Pierre Klossowski (Un si funeste désir) 
************************************************************

"Um dos bons e vivazes talentos da atual geração portuguesa, o sr. Eça de Queirós, acaba de publicar o seu segundo romance, O Primo Basílio. O primeiro, O Crime do Padre Amaro, não foi decerto a sua estréia literária. De ambos os lados do Atlântico, apreciávamos há muito o estilo vigoroso e brilhante do colaborador do sr. Ramalho Ortigão, naquelas agudas Farpas, em que aliás os dois notáveis escritores formaram um só. Foi [com] a estréia no romance, e tão ruidosa estréia, que a crítica e o público, de mãos dadas, puseram desde logo o nome do autor na primeira galeria dos contemporâneos. Estava obrigado a prosseguir na carreira encetada; digamos melhor, a colher a palma do triunfo. Que é, e completo, e incontestável.
Mas esse triunfo é somente devido ao trabalho real do autor? O Crime do Padre Amaro revelou desde logo as tendências literárias do sr. Eça de Queirós e a escola a que abertamente [154] se filiava. O sr. Eça de Queirós é um fiel e aspérrimo discípulo do realismo propagado pelo autor do Assommoir. Se fora simples copista, o dever da crítica era deixá-lo, sem defesa, nas mãos do entusiasmo cego, que acabaria por matá-lo; mas é homem de talento, transpôs ainda há pouco as portas da oficina literária; e eu, que lhe não nego a minha admiração, tomo a peito dizer-lhe francamente o que penso, já da obra em si, já das doutrinas e práticas, cujo iniciador é, na pátria, de Alexandre Herculano e no idioma de Gonçalves Dias.
Que o sr. Eça de Queirós é discípulo do autor do Assommoir, ninguém há que o não conheça. O próprio Crime do Padre Amaro é imitação do romance de Zola, La faute de l'abbée Mouret. Situação análoga, iguais tendências; diferença do meio; diferença do desenlace, idêntico estilo; algumas reminiscências, como no capítulo da missa, e outras; enfim, o mesmo título. Quem os leu a ambos não contestou decerto a originalidade do sr. Eça de Queirós, porque ele a tinha, e tem, e a manifesta de modo afirmativo; creio até que essa mesma originalidade deu motivo ao maior defeito na concepção do Crime do Padre Amaro [...] [155]. [O] padre Amaro vive numa cidade de província, no meio de mulheres, ao lado de outros que do sacerdócio só têm a batina e as propinas; vê-os concupiscentes e maritalmente estabelecidos, sem perderem um só átomo de influência e consideração. Sendo assim, não se compreende o terror do padre Amaro, no dia em que do seu erro lhe nasce um filho, e muito menos se compreende que o mate. Das duas forças que lutam na alma do padre Amaro, uma é real e efetiva — o sentimento da paternidade; a outra é quimérica e impossível — o terror da opinião, que ele tem visto tolerante e cúmplice no desvio dos seus confrades; e não obstante, é esta a força que triunfa.
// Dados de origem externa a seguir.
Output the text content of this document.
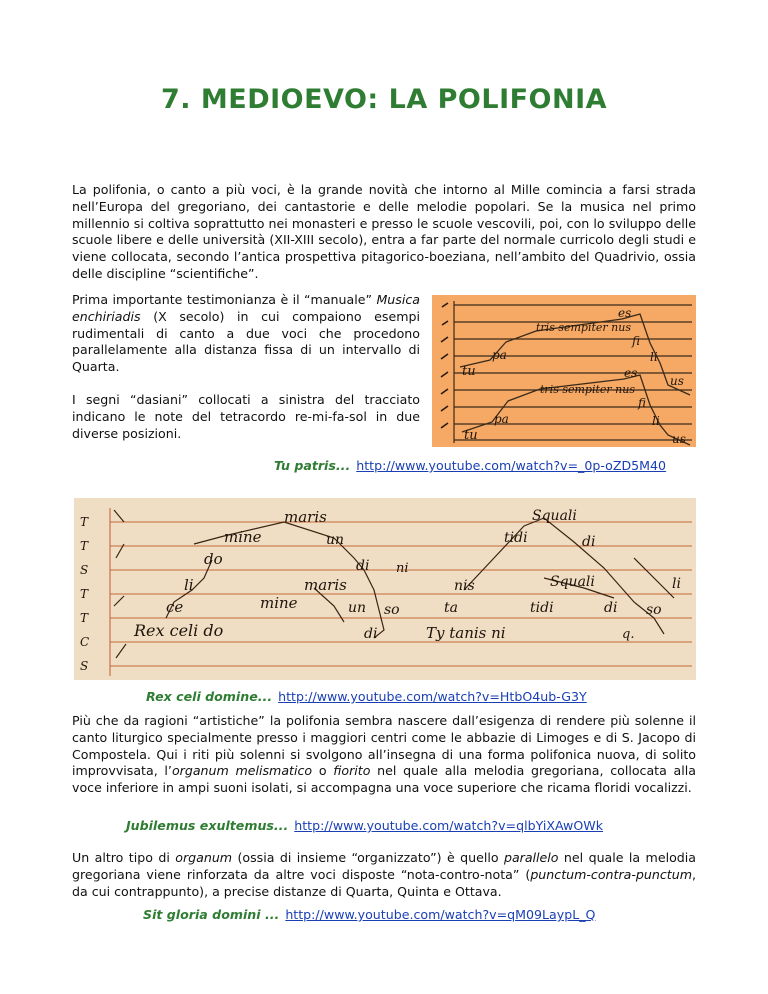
7. MEDIOEVO: LA POLIFONIA

La polifonia, o canto a più voci, è la grande novità che intorno al Mille comincia a farsi strada nell’Europa del gregoriano, dei cantastorie e delle melodie popolari. Se la musica nel primo millennio si coltiva soprattutto nei monasteri e presso le scuole vescovili, poi, con lo sviluppo delle scuole libere e delle università (XII-XIII secolo), entra a far parte del normale curricolo degli studi e viene collocata, secondo l’antica prospettiva pitagorico-boeziana, nell’ambito del Quadrivio, ossia delle discipline “scientifiche”.

Prima importante testimonianza è il “manuale” Musica enchiriadis (X secolo) in cui compaiono esempi rudimentali di canto a due voci che procedono parallelamente alla distanza fissa di un intervallo di Quarta.

I segni “dasiani” collocati a sinistra del tracciato indicano le note del tetracordo re-mi-fa-sol in due diverse posizioni.

tu
pa
tris sempiter nus
es
fi
li
us
tu
pa
tris sempiter nus
es
fi
li
us
Tu patris... http://www.youtube.com/watch?v=_0p-oZD5M40
T
T
S
T
T
C
S
maris
mine	un
do	di ni
li	maris
ce	mine	un so
Rex celi do	di
Squali
tidi	di
nis	Squali
ta	tidi	di so
li
Ty tanis ni	q.
Rex celi domine... http://www.youtube.com/watch?v=HtbO4ub-G3Y

Più che da ragioni “artistiche” la polifonia sembra nascere dall’esigenza di rendere più solenne il canto liturgico specialmente presso i maggiori centri come le abbazie di Limoges e di S. Jacopo di Compostela. Qui i riti più solenni si svolgono all’insegna di una forma polifonica nuova, di solito improvvisata, l’organum melismatico o fiorito nel quale alla melodia gregoriana, collocata alla voce inferiore in ampi suoni isolati, si accompagna una voce superiore che ricama floridi vocalizzi.

Jubilemus exultemus... http://www.youtube.com/watch?v=qlbYiXAwOWk

Un altro tipo di organum (ossia di insieme “organizzato”) è quello parallelo nel quale la melodia gregoriana viene rinforzata da altre voci disposte “nota-contro-nota” (punctum-contra-punctum, da cui contrappunto), a precise distanze di Quarta, Quinta e Ottava.

Sit gloria domini ... http://www.youtube.com/watch?v=qM09LaypL_Q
Ora bem, compreende-se a ruidosa aceitação do Crime do Padre Amaro. Era realismo implacável, consequente, lógico, levado à puerilidade e à obscuridade [...]. Não se conhecia no nosso idioma aquela reprodução fotográfica e servil das coisas mínimas e ignóbeis. Pela primeira vez, aparecia um livro em que o escuso e o [...] [156] torpe eram tratados com um carinho minucioso e relacionados com uma exação de inventário. [...] Pois que havia de fazer a maioria, senão admirar a fidelidade de um um autor que não esquece nada, e não oculta nada? Porque a nova poética é isto, e só chegará à perfeição no dia em que nos disser o número exato dos fios de que se compõe um lenço de cambraia ou um esfregão de cozinha [...]. 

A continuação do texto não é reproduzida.